The Arab League mission has not been able to protect civilians or notably reduce the intensity of the crackdown. But the observers are bringing out large crowds of peaceful demonstrators and documenting abuses, which are two good results. The Arab League should decide the issue of whether their mission should be extended not on the basis of whether they have “succeeded,” but rather on the basis of what will be most helpful to peaceful protests and civilian protection. Syria needs more observers for these purposes, not fewer. UN training for them is just beginning. At least another month is required before the Arab League gives serious consideration to abandoning the mission, and even then it will be important to consider the consequences for peaceful protest and civilian protection. No one should be fooled by the Qatari advocacy of armed Arab League intervention: it isn’t going to happen.

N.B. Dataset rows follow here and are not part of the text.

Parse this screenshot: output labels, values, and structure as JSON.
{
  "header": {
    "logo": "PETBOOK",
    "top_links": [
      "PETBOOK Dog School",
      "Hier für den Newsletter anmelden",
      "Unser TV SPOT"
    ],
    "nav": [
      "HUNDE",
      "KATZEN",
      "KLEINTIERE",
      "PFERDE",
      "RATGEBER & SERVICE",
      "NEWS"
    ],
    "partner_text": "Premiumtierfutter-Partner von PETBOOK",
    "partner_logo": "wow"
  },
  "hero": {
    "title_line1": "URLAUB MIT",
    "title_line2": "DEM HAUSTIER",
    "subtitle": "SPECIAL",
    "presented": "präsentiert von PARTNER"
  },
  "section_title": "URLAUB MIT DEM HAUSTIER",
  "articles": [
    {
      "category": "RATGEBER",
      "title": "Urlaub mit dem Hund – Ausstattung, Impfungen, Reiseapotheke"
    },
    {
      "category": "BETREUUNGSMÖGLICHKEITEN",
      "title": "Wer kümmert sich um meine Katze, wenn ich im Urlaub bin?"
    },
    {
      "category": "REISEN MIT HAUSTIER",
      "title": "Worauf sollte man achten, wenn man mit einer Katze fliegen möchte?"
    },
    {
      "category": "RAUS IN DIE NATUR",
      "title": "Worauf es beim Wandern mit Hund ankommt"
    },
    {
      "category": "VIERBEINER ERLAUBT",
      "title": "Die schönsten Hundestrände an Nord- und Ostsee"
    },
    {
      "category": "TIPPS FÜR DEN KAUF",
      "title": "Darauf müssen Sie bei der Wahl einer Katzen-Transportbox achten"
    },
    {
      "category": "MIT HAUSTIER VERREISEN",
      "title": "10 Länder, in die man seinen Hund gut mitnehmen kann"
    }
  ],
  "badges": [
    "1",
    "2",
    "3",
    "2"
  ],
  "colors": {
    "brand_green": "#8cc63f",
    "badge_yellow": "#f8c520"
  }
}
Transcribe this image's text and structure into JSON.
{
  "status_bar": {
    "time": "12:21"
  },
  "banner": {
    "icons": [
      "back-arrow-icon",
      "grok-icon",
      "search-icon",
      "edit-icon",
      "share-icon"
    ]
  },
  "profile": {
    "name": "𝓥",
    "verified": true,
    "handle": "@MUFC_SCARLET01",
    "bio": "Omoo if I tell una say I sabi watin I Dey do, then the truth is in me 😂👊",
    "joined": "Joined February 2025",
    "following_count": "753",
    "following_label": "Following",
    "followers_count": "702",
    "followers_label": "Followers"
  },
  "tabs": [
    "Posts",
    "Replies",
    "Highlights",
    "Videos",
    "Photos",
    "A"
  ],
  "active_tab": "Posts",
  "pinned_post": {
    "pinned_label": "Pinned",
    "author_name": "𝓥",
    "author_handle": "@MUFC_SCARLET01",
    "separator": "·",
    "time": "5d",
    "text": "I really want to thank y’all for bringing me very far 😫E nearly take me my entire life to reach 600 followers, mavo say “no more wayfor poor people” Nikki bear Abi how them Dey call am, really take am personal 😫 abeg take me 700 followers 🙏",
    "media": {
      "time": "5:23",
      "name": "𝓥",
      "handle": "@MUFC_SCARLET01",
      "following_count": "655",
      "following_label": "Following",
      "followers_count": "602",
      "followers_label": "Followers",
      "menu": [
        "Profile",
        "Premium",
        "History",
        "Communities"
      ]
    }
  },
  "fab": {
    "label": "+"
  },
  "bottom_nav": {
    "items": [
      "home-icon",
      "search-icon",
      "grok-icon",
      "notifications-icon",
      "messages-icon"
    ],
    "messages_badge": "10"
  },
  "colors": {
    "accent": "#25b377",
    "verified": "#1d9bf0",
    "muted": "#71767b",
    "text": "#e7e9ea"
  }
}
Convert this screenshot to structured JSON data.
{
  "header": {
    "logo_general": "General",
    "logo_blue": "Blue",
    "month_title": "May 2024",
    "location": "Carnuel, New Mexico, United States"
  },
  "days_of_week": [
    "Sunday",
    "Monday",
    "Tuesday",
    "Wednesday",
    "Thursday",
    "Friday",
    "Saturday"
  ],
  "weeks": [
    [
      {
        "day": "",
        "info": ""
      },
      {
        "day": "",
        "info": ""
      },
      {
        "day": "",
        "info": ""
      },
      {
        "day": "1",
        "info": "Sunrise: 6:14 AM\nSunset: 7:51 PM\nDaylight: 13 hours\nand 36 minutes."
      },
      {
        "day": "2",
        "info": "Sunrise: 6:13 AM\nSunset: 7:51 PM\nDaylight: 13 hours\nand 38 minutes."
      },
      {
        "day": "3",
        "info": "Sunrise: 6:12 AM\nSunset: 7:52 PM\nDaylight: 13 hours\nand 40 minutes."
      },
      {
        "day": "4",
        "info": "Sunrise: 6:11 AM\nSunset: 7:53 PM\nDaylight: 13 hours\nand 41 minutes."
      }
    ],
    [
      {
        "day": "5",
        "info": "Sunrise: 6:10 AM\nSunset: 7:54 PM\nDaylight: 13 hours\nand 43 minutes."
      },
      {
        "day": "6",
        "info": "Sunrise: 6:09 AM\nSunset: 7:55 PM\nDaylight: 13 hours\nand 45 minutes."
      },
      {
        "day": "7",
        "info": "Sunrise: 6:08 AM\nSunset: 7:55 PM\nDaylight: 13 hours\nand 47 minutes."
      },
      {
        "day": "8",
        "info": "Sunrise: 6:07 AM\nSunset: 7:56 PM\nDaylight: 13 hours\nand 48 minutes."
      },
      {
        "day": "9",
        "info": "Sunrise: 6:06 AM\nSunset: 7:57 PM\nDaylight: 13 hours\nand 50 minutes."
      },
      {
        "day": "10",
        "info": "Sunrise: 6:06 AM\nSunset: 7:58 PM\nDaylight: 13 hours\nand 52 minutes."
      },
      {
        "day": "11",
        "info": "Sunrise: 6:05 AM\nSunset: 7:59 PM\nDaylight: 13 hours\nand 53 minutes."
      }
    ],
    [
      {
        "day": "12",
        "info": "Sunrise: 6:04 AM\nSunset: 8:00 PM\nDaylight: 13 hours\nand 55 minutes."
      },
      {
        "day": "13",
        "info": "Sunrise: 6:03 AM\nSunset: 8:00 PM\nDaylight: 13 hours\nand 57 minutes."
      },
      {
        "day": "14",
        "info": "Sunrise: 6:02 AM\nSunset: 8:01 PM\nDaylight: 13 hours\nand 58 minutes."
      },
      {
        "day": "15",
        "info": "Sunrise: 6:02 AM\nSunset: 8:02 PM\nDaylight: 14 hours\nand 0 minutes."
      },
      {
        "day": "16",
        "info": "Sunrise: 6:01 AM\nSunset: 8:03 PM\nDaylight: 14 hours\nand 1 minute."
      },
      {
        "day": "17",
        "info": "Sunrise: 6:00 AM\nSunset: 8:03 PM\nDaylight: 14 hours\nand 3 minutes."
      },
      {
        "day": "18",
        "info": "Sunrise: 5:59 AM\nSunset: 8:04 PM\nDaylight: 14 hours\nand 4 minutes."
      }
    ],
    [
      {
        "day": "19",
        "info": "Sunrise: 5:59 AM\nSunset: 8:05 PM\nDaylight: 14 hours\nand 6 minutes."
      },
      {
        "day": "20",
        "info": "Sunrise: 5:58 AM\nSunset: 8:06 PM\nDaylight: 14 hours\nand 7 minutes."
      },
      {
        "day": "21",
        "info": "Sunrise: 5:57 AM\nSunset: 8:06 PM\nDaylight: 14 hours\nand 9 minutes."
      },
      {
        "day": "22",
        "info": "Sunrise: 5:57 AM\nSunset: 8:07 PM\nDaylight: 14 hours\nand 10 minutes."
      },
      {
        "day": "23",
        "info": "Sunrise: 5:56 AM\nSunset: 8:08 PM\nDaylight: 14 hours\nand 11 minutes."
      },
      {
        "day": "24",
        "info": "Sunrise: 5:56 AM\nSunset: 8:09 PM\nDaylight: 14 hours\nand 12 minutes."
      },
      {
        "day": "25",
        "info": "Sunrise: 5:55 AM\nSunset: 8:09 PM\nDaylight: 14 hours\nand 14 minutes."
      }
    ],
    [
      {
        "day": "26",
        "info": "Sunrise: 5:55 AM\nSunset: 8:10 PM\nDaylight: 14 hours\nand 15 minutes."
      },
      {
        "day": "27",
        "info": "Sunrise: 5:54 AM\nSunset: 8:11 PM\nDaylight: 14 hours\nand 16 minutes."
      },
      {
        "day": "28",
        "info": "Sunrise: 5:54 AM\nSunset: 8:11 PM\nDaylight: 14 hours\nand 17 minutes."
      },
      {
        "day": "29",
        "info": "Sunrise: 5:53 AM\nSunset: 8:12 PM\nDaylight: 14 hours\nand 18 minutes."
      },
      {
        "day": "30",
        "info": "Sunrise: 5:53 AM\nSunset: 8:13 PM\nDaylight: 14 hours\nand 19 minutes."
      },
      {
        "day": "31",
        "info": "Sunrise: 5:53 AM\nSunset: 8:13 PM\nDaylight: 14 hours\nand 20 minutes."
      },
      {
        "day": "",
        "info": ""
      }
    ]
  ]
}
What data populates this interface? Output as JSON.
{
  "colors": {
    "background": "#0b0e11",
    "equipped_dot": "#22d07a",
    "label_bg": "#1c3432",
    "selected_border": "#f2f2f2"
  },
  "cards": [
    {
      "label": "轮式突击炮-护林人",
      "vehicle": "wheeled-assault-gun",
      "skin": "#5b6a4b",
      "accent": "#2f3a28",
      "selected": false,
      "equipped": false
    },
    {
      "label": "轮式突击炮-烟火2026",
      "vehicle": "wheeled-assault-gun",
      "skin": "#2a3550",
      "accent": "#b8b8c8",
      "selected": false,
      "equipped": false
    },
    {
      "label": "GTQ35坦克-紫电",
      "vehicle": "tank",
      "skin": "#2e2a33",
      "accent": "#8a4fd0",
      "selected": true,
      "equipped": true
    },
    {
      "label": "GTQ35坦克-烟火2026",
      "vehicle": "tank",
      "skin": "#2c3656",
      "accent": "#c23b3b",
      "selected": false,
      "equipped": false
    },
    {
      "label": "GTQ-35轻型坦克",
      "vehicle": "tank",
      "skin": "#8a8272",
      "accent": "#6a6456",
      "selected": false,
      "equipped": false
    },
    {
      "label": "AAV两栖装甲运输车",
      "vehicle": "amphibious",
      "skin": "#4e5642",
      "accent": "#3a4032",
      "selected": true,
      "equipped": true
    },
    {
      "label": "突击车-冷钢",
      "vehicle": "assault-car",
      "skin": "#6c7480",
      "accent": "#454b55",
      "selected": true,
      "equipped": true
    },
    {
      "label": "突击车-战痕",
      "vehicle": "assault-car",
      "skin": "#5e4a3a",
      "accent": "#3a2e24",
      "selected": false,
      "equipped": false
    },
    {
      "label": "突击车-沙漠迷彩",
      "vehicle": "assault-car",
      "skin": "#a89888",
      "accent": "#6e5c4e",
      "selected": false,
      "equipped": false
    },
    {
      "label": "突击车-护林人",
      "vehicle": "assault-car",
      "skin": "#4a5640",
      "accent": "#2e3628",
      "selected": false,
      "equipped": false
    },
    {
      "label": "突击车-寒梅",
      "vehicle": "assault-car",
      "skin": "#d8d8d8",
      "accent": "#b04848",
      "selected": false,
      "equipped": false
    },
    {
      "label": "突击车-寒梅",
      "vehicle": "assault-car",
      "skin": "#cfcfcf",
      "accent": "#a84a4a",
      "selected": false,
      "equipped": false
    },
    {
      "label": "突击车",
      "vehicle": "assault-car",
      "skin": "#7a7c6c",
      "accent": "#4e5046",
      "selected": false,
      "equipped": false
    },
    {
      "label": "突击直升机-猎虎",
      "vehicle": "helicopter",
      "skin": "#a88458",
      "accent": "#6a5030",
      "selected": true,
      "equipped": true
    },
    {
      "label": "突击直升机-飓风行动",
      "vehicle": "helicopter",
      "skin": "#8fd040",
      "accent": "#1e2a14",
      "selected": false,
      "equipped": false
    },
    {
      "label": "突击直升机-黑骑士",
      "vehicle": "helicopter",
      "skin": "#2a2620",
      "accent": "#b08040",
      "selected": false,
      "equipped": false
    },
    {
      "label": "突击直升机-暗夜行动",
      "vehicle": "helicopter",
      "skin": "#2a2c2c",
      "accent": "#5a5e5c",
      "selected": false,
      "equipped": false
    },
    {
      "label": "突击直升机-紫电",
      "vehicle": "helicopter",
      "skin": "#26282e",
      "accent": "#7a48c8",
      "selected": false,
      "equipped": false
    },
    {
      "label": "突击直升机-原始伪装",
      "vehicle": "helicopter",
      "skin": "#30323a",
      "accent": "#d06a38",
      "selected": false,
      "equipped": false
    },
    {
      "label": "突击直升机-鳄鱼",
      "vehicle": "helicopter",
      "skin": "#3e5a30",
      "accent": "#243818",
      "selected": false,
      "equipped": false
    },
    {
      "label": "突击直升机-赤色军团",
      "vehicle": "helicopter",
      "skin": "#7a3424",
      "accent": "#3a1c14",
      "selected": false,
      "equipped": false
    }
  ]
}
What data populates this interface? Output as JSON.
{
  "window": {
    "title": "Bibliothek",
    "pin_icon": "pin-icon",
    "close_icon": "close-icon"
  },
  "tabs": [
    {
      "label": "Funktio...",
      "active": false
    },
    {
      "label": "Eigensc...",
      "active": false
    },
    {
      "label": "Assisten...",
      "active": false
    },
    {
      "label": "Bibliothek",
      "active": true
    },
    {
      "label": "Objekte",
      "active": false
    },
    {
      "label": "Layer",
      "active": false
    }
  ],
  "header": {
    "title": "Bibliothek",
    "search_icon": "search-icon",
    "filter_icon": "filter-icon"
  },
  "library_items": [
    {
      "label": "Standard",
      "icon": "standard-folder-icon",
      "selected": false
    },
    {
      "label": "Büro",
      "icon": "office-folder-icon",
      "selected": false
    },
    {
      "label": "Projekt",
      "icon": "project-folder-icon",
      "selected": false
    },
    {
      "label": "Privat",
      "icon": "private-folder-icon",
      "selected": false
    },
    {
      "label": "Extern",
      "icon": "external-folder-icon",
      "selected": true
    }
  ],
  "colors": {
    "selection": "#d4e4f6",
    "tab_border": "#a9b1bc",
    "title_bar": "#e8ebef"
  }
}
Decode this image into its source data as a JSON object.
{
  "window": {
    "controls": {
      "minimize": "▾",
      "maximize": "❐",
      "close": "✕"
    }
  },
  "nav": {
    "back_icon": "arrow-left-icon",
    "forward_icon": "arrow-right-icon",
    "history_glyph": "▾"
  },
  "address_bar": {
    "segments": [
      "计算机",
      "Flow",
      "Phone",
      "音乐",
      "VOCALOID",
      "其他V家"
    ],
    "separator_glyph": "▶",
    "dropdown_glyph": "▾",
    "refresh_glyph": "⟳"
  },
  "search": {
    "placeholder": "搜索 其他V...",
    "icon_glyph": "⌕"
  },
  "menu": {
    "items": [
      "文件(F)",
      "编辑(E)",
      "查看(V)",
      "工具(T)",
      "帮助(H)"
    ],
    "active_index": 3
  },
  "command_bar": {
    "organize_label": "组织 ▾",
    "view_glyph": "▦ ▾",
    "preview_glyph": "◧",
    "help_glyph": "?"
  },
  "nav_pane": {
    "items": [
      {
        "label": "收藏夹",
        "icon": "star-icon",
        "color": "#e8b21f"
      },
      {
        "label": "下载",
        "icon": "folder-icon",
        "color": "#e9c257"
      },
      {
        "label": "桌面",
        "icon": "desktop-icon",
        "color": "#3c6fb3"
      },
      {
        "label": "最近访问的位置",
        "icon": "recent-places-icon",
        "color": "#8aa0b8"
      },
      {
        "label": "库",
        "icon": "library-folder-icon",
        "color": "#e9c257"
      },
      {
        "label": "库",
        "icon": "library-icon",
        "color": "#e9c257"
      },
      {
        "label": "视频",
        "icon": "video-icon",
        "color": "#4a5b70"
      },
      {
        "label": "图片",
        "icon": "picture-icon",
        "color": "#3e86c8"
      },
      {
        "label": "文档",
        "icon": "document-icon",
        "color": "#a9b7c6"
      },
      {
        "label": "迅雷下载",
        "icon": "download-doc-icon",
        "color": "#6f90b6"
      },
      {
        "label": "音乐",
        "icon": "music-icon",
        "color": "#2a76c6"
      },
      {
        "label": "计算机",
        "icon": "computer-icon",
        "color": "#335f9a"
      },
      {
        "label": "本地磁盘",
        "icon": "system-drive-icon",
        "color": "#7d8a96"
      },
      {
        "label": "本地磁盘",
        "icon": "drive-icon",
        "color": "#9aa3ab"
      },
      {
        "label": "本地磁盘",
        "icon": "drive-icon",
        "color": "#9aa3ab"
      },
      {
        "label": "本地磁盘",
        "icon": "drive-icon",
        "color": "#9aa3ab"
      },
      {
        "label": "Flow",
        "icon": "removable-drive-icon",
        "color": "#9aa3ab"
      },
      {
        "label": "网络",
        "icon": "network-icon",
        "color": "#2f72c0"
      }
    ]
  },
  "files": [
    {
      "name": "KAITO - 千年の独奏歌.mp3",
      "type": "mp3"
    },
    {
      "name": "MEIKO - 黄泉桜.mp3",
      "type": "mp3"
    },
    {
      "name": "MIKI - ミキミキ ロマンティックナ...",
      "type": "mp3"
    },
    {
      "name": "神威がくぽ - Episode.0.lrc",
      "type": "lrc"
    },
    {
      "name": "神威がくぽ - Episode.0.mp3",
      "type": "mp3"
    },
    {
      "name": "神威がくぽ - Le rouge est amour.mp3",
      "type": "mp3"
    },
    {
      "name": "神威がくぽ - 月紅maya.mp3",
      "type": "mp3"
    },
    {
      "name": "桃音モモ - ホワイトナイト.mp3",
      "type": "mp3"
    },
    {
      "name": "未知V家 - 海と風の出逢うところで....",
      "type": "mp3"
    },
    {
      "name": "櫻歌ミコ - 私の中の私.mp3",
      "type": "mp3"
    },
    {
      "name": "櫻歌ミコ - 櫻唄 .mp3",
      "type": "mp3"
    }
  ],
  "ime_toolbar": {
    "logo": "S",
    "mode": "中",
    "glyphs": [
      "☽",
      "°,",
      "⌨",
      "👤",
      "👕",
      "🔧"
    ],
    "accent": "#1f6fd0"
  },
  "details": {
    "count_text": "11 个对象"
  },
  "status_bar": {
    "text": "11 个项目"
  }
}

A UN Security Council resolution on Syria would vastly improve the odds for real success of the Arab League mission. The day Bashar al Assad feels the cold hand of Prime Minister Putin pushing him aside is the day the game changes fundamentally in Syria. But Russia has little interest in handing the West a victory in Syria, especially if it would mean losing an important naval base on the Mediterranean. Putin will move against Bashar only if doing so will help to save this asset, not lose it. That is a high price for the Syrians to pay, but it may not be avoidable. That’s one tradeoff.
Then Bashar would have only Iran as a key pillar of international support. Americans think of Syria and Iran as two separate issues, but to Tehran they are just related theaters of struggle with the U.S. Loss of Syria as an ally and link to Hizbollah in Lebanon would be a serious blow to Iran, which is in a spiral of heightening tensions with the U.S. over the strait of Hormuz, planned sanctions that will reduce Iranian oil exports and most fundamentally the Iranian nuclear program. July 1 is emerging as the consensus date for Europe and the U.S. to implement new sanctions. That will be in the midst of a U.S. electoral campaign in which the Republican candidate–most likely Mitt Romney, but it really doesn’t matter who it is–will be pushing for military action.
Iran is supposed to meet with the Americans and Europeans in Turkey still this month to discuss the nuclear impasse. Even the Israelis seem to think the Iranians have not yet decided to build nuclear weapons. Syrians should want to watch that closely: it is not impossible that they will be sold out in exchange for a nuclear deal. It is hard to picture the U.S. winning on both the Syrian and nuclear fronts, but if the Administration succeeds at that I’ll be the first to offer heartiest congratulations!
Let there be no doubt: if Washington has to choose between stopping Iran short of a nuclear weapon and toppling Bashar al Assad, it will choose the former, not the latter. That’s a second possible tradeoff.
Beware the tradeoffs. They are a lot of what diplomacy is about.